Households continue to exercise caution as new economic uncertainties come to the fore. Retailers were not heartened by the UK Prime Minister’s suggestion that consumers pay down debt on credit and store cards, especially with Christmas approaching.

A bedrock of small to medium sized lettings continues to support the Central London market, although the conversion of large Grade A requirements in core areas is sluggish. Regional markets continue to improve slowly.

Sector continues to stabilise. Supermarkets and internet distributors are absorbing the remaining Grade A space. Large operators are taking smaller units on short leases to satisfy requirements. Pre-lets and D&Bs are still making only a small impact.

House prices remain generally stable. Mortgage lending will remain tight, although funds are available for higher LTVs, but at a price. London continues to outperform, pressured by foreign buyers whose appetite for prime is undiminished.

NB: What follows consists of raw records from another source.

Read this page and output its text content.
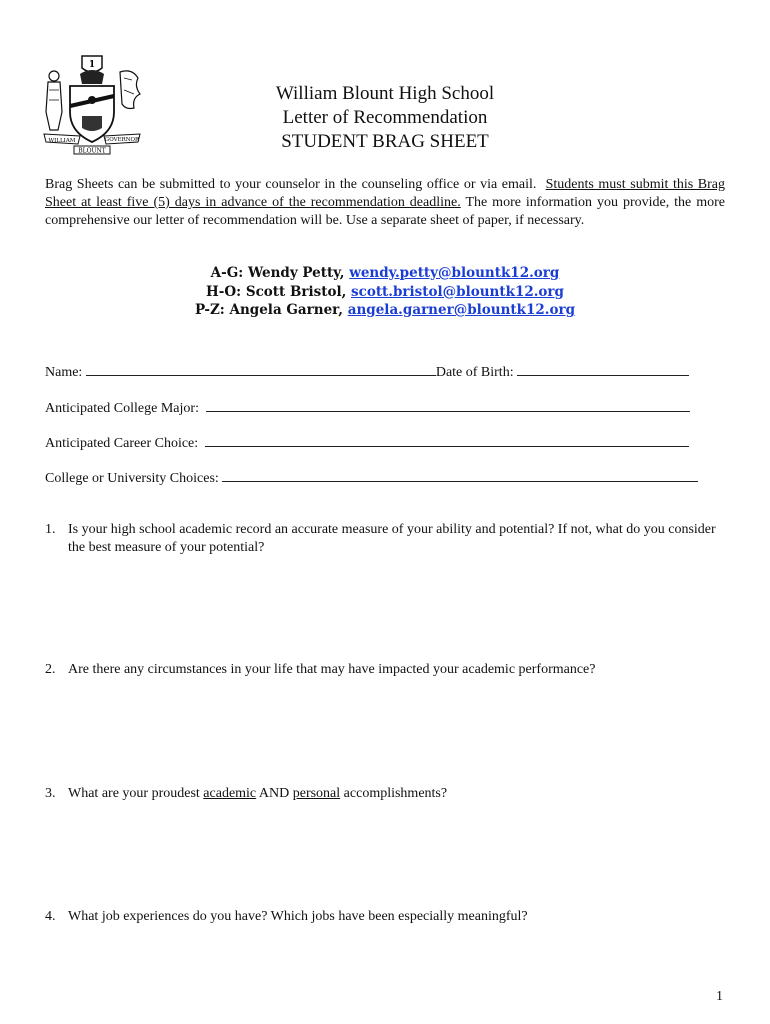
1
WILLIAM	GOVERNOR
BLOUNT
William Blount High School
Letter of Recommendation
STUDENT BRAG SHEET

Brag Sheets can be submitted to your counselor in the counseling office or via email. Students must submit this Brag Sheet at least five (5) days in advance of the recommendation deadline. The more information you provide, the more comprehensive our letter of recommendation will be. Use a separate sheet of paper, if necessary.

A-G: Wendy Petty, wendy.petty@blountk12.org
H-O: Scott Bristol, scott.bristol@blountk12.org
P-Z: Angela Garner, angela.garner@blountk12.org
Name:	Date of Birth:
Anticipated College Major:
Anticipated Career Choice:
College or University Choices:
1. Is your high school academic record an accurate measure of your ability and potential? If not, what do you consider the best measure of your potential?
2. Are there any circumstances in your life that may have impacted your academic performance?
3. What are your proudest academic AND personal accomplishments?
4. What job experiences do you have? Which jobs have been especially meaningful?
1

Dr Walter Boettcher, Director, Research and Forecasting at Colliers International, said:

“In response to the much weakened UK economic profile and, no doubt, eurozone fallout worries, the MPC has extended quantitative easing by an additional GBP75bn. While a new round of quantitative easing may impact positively on general sentiment, the real task is to encourage the large highly liquid corporates to begin investing in business expansion. In the absence of this type of investment, quantitative easing is only likely to make a marginal impact on UK economic recovery.

“Consumer confidence is not improving. Wage growth remains very weak and household disposable income continues to contract. The Gfk NOP CCI has been -30 or lower for three consecutive months and the high street is also under pressure as consumers increasingly shop on line. ONS numbers for August show a 0.1% y/y decline in retail sales (ex-petrol), while non-store retailing grew by 13.8%. Internet shopping has seen double-digit year-on-year growth for nine straight months. BRC report a 0.3% rise in UK retail sales in September.”